Computing on Cultural Heritage: Reports from an LC Labs Experiment

AHA Session 197
Saturday, January 7, 2023: 1:30 PM-3:00 PM
Grand Ballroom Salon K (Philadelphia Marriott Downtown, 5th Floor)
Chair:
Benjamin Schmidt, independent scholar
Panel:
Taylor Arnold, University of Richmond
Meghan Ferriter, Library of Congress
Benjamin Charles Germain Lee, University of Washington, Seattle
Jessica Robin Mack, Princeton University
Lincoln Mullen, Roy Rosenzweig Center for History and New Media, George Mason University
Lauren Tilton, University of Richmond
Comment:
Benjamin Schmidt, independent scholar

Session Abstract

Many cultural heritage institutions like libraries, galleries, archives, and museums have invested in digitizing their collections. These digitized collections now form a major part of the research practices of nearly all historians. They also represent an opportunity for historians and other scholars to study these collections through computational means.
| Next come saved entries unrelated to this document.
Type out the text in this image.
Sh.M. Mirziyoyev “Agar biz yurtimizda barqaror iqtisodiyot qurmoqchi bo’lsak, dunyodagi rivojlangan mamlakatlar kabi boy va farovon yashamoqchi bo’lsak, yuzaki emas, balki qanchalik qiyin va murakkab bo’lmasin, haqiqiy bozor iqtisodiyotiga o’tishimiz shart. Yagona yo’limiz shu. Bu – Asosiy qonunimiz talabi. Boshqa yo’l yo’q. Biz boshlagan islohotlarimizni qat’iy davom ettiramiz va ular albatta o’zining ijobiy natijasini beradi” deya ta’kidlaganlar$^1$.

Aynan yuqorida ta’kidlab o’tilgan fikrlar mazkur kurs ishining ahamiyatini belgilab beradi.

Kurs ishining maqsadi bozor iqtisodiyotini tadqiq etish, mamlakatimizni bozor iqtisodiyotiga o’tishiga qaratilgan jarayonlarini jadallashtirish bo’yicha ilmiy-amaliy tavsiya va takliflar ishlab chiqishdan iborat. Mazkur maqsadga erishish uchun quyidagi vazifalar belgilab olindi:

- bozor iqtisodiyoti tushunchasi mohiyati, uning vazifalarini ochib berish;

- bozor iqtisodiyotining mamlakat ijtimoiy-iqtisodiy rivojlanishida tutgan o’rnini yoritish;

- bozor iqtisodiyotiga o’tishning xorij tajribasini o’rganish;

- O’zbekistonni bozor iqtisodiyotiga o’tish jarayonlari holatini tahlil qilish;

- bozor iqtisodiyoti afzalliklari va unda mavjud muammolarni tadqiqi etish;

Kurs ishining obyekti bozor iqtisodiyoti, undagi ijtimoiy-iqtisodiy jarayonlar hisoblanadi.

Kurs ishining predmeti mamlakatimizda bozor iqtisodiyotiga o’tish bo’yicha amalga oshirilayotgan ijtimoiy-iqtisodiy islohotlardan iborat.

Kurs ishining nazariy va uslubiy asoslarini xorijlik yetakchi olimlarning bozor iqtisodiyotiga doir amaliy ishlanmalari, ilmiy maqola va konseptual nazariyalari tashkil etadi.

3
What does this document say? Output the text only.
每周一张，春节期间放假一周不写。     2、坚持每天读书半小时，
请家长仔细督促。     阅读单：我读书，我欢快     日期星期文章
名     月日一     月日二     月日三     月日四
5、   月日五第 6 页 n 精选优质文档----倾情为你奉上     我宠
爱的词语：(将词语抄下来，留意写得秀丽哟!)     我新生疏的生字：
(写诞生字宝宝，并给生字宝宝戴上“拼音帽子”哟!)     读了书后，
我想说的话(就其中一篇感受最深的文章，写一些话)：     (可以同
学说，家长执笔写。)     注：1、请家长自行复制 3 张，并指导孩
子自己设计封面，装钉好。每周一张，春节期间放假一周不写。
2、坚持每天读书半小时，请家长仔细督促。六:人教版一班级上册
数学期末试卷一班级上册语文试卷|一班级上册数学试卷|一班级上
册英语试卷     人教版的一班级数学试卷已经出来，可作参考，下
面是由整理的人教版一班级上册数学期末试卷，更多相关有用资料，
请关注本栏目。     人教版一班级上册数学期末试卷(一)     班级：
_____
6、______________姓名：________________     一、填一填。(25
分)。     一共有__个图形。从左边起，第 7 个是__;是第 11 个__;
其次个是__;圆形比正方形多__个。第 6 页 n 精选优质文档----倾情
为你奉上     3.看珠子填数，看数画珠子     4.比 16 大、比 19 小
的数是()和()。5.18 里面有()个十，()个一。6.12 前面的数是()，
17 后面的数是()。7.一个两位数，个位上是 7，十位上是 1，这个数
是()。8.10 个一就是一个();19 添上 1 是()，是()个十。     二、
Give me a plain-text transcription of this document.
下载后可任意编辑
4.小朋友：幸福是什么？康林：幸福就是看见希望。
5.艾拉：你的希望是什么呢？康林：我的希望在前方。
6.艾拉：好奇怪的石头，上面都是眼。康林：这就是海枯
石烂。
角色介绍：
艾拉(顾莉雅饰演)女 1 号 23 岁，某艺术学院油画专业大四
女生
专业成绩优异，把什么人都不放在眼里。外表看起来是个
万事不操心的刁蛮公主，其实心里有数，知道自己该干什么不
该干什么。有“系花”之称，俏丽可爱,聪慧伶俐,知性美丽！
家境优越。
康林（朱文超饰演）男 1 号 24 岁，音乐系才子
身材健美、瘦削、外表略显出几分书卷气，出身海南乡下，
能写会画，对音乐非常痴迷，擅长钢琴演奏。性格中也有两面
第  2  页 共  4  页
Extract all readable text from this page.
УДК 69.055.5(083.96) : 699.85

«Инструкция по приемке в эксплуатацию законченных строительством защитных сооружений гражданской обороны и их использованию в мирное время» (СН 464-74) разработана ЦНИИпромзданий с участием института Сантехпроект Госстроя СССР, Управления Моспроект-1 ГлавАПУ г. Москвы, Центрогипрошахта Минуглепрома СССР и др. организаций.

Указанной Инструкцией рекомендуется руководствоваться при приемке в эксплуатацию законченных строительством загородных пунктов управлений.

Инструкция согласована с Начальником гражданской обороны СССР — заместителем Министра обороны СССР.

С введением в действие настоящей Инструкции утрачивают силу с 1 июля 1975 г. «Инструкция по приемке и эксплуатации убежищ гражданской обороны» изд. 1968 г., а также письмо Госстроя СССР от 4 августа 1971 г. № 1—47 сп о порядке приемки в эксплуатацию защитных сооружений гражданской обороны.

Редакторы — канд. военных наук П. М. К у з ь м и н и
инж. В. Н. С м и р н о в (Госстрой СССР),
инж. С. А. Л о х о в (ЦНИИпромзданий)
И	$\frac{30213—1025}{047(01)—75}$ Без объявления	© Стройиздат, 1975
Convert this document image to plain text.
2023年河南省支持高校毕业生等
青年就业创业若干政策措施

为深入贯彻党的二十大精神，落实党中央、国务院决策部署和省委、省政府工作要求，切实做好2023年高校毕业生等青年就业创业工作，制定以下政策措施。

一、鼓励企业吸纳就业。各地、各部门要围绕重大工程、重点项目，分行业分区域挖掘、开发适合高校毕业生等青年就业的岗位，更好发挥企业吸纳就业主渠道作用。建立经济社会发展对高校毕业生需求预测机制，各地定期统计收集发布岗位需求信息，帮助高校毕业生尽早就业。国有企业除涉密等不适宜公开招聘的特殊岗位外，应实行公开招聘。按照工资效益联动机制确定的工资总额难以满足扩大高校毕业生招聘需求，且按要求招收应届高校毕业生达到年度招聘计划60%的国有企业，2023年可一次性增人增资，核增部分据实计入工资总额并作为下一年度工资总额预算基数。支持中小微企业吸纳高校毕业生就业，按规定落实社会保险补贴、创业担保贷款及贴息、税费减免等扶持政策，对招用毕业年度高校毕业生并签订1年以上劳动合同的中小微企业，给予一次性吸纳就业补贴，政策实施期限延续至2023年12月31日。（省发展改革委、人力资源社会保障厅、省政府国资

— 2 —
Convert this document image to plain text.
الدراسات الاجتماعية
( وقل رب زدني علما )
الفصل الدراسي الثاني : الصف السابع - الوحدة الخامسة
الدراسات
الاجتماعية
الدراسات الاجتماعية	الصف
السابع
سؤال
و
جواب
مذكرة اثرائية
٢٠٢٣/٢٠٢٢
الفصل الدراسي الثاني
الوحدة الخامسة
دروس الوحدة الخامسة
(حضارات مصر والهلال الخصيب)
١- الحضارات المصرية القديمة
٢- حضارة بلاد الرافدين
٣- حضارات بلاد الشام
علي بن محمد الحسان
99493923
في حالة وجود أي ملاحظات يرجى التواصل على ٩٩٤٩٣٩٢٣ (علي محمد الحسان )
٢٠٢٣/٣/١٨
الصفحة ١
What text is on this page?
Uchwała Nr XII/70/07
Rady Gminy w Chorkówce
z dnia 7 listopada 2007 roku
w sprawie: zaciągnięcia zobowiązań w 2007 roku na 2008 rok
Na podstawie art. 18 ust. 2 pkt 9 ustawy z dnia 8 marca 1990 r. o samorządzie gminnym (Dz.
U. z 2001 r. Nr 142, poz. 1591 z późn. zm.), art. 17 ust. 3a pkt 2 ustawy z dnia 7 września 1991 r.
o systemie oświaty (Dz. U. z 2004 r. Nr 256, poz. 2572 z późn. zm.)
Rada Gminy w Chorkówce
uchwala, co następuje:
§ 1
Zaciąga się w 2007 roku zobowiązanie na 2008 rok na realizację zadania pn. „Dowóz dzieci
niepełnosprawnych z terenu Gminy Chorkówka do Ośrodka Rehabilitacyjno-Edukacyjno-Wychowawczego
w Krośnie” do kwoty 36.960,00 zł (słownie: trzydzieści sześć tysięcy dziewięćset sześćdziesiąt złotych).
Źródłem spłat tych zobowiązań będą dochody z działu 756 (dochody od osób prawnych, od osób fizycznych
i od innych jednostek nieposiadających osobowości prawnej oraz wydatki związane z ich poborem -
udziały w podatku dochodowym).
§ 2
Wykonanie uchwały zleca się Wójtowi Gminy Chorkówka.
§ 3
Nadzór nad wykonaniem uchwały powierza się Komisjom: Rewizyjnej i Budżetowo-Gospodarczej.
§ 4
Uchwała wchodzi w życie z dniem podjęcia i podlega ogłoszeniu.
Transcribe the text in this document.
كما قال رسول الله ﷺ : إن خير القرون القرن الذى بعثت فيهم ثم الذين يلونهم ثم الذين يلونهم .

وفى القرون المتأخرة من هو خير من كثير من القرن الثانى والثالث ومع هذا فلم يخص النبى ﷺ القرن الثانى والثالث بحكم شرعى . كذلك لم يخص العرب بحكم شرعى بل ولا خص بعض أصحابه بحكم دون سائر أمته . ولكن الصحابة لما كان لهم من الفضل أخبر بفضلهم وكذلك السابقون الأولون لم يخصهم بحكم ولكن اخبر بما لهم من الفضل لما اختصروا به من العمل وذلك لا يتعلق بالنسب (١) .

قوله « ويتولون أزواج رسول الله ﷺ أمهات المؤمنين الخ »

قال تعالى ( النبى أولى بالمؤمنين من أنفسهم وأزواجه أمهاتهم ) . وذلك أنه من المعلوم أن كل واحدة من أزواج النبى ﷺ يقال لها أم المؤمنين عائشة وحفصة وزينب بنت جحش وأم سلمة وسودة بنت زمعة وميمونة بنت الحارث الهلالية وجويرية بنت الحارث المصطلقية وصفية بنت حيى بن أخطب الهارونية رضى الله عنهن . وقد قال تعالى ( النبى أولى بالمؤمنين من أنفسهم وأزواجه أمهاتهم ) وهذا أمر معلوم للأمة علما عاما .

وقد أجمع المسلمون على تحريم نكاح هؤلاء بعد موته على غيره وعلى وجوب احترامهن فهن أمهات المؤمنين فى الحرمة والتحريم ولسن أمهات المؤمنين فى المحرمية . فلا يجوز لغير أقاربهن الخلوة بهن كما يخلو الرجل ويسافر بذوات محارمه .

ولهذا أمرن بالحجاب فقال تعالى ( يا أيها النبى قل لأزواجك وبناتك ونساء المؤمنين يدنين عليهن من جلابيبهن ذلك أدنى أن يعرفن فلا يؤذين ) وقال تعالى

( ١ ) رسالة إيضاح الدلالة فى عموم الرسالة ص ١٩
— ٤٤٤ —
Through both the Innovator in Residence program and the Computing Cultural Heritage in the Cloud program, the Library of Congress has been encouraging humanities scholars to create new approaches to large-scale digital collections.

In this round table, librarians and scholars who have participated in both programs will share their approaches to computing on cultural heritage. Meghan Ferriter will represent the Library of Congress Labs, explaining the ways that the library is encouraging new computational approaches to discovering and interpreting digitized collections. Benjamin Lee will share his Newspaper Navigator, a new interface for visual collections for use by historians and other researchers. Lauren Tilton and Taylor Arnold will share their work on the Access & Discovery of Documentary Images, augmenting documentary photographic collections through computer vision algorithms. Lincoln Mullen and Jessica Mack will share their work identifying trends in biblical quotations across collections, as well as in identifying multilingual documents.

These brief presentations will set the stage for a discussion about approaches to computational historical research and its significance for historians more generally, moderated by Benjamin Schmidt. Among the questions to be discussed are these: How can historians approach large-scale collections computationally? What is the relationship between computational methods and conventional historical research? How can libraries and researchers partner together, both to encourage researchers’ aims and to augment libraries’ collections? What are the implications of the partnership between librarians and computational researchers for more conventional historians who use digital collections (i.e., very nearly all historians).